Тиландер ответил не сразу, а молча смотрел на меня, что-то мысленно взвешивая.
— Я думал об этом, особенно после того, как мы встретили тех двоих подонков, — он сознательно не назвал их по национальной принадлежности, не желая отождествлять себя с ними. — И наступил момент, когда я спросил себя, как бы я поступил, окажись они нормальными людьми, смог ли уйти к ним? — Тиландер замолчал, отхлебнул чай и продолжил:
— Не смог бы, годы, прожитые здесь с тобой, Макс, как три жизни в моем прежнем мире. Я уже не считаю себя американцем, для меня комфортнее знать, что я Рус, и вместе с тобой создаю новую великую цивилизацию.
— И я Рус, — немного обиженно произнес Лайтфут недовольный тем, что Тиландлер не упомянул о нем.

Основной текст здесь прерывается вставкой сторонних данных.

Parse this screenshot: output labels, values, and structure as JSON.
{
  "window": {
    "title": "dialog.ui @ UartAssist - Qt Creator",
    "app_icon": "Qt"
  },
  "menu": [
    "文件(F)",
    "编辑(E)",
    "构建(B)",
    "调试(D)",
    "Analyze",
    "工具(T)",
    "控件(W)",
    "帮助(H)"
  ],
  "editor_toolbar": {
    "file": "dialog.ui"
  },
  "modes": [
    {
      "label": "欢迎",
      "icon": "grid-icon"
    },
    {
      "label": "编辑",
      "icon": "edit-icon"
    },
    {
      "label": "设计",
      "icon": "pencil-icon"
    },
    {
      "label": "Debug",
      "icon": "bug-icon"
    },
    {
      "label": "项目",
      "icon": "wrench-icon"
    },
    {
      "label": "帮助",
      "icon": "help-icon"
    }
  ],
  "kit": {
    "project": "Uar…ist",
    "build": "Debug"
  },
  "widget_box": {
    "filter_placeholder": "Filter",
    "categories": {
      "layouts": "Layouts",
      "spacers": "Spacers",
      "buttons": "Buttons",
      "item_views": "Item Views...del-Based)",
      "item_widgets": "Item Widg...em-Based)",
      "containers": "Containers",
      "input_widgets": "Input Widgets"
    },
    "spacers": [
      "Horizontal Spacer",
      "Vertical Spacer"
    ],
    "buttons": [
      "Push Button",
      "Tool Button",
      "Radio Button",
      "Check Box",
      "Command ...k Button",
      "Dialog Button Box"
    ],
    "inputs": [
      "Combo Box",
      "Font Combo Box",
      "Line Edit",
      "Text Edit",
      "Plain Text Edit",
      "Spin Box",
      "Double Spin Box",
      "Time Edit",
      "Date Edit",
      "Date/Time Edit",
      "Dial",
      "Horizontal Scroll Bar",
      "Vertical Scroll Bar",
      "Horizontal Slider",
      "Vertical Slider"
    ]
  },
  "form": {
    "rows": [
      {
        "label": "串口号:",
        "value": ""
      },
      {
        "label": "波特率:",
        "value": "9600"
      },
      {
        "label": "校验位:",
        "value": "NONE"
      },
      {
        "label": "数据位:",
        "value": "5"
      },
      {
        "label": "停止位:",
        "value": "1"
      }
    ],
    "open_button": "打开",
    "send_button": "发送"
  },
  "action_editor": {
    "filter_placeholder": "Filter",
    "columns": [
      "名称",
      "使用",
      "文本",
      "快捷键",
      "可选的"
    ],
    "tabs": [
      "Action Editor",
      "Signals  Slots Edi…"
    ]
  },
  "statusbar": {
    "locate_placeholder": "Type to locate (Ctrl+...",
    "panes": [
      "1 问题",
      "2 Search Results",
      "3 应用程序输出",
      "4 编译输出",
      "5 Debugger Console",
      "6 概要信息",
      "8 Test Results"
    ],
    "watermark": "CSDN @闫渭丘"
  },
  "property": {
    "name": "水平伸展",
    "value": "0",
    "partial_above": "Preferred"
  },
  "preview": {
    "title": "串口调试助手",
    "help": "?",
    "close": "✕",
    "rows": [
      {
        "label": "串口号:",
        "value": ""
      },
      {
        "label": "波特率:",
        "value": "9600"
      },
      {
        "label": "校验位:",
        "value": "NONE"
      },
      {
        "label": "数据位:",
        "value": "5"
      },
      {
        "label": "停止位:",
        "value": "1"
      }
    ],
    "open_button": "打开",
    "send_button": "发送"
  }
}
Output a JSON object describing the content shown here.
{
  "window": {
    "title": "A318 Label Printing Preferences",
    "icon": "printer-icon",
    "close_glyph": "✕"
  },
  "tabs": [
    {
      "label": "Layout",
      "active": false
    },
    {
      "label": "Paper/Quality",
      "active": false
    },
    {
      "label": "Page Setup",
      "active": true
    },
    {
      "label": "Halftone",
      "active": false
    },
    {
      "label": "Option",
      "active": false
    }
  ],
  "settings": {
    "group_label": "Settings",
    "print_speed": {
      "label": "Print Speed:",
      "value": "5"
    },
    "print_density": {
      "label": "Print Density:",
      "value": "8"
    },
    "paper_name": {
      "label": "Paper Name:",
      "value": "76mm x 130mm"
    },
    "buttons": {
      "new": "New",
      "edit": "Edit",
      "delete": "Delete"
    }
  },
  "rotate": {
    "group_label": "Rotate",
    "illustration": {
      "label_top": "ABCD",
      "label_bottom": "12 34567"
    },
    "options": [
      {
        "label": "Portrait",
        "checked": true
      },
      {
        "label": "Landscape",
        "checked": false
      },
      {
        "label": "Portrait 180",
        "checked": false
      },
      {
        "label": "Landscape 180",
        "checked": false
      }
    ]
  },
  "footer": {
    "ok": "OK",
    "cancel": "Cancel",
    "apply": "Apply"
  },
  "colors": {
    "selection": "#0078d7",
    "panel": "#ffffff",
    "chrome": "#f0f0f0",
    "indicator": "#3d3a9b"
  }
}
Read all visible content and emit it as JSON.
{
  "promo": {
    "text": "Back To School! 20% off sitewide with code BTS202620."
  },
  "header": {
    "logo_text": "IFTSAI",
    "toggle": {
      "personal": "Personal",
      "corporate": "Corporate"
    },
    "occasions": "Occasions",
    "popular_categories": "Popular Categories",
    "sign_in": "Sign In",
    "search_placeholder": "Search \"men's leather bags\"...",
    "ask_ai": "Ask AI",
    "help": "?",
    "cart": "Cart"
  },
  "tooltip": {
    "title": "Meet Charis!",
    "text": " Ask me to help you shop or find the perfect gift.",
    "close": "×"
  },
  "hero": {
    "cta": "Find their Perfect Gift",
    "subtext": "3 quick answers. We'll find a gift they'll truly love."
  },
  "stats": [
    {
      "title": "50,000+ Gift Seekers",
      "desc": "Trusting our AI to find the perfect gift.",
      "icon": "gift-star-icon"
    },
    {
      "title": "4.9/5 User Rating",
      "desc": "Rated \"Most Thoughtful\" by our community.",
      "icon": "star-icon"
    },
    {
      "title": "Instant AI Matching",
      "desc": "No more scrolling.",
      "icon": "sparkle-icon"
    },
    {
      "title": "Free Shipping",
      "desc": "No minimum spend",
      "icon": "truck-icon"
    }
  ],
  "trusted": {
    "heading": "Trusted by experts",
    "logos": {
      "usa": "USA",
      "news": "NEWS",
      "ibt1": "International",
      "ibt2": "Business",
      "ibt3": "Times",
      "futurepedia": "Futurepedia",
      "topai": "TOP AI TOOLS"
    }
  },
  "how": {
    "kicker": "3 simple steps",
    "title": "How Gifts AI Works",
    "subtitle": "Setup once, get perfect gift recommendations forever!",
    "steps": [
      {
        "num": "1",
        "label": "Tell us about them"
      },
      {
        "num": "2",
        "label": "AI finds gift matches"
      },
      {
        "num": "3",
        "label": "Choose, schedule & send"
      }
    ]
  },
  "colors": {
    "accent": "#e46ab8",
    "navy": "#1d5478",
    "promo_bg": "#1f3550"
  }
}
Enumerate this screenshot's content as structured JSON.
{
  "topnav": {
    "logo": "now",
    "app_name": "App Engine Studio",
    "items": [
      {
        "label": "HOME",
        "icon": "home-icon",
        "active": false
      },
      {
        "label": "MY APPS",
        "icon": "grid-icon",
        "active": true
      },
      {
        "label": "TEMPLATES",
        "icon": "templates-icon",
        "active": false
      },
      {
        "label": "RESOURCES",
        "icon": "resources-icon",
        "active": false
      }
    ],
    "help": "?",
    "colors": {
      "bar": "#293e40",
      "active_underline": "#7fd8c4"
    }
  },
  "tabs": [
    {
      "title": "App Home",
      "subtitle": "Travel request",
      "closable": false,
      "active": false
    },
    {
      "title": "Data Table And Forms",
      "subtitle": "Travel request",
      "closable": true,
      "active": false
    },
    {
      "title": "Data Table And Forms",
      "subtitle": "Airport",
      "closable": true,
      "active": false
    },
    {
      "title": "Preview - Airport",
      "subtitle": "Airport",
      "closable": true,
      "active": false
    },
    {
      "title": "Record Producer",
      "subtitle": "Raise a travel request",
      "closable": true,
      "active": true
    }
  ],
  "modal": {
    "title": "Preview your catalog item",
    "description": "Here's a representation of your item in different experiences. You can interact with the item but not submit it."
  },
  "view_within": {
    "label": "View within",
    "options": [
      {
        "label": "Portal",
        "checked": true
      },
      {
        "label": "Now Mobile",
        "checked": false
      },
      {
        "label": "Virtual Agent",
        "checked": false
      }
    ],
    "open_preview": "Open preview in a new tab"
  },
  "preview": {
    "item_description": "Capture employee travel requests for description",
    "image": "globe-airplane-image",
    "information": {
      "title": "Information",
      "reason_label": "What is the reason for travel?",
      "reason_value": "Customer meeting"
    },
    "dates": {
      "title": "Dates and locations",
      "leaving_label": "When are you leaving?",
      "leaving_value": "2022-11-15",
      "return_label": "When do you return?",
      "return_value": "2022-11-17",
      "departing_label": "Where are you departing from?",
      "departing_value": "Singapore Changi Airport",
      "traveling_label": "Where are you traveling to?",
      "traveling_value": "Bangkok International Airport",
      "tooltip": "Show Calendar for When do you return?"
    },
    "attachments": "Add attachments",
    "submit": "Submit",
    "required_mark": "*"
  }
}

— Мы все Русы, — поспешил я успокоить американца, не хватало еще обид друг на друга.
Словно не заметив слов Лайтфута, Тиландер продолжил: — Находясь в плену, я думал, почему я не смог распознать Мендосу, ведь это вылитый мексиканец. Еще мне в голову пришла мысль, сколько еще таких людей с прежнего мира попали сюда и могут быть для нас угрозой? И не получится ли так, что где-то у нас под боком живут враги, готовые нанести нам удар в спину.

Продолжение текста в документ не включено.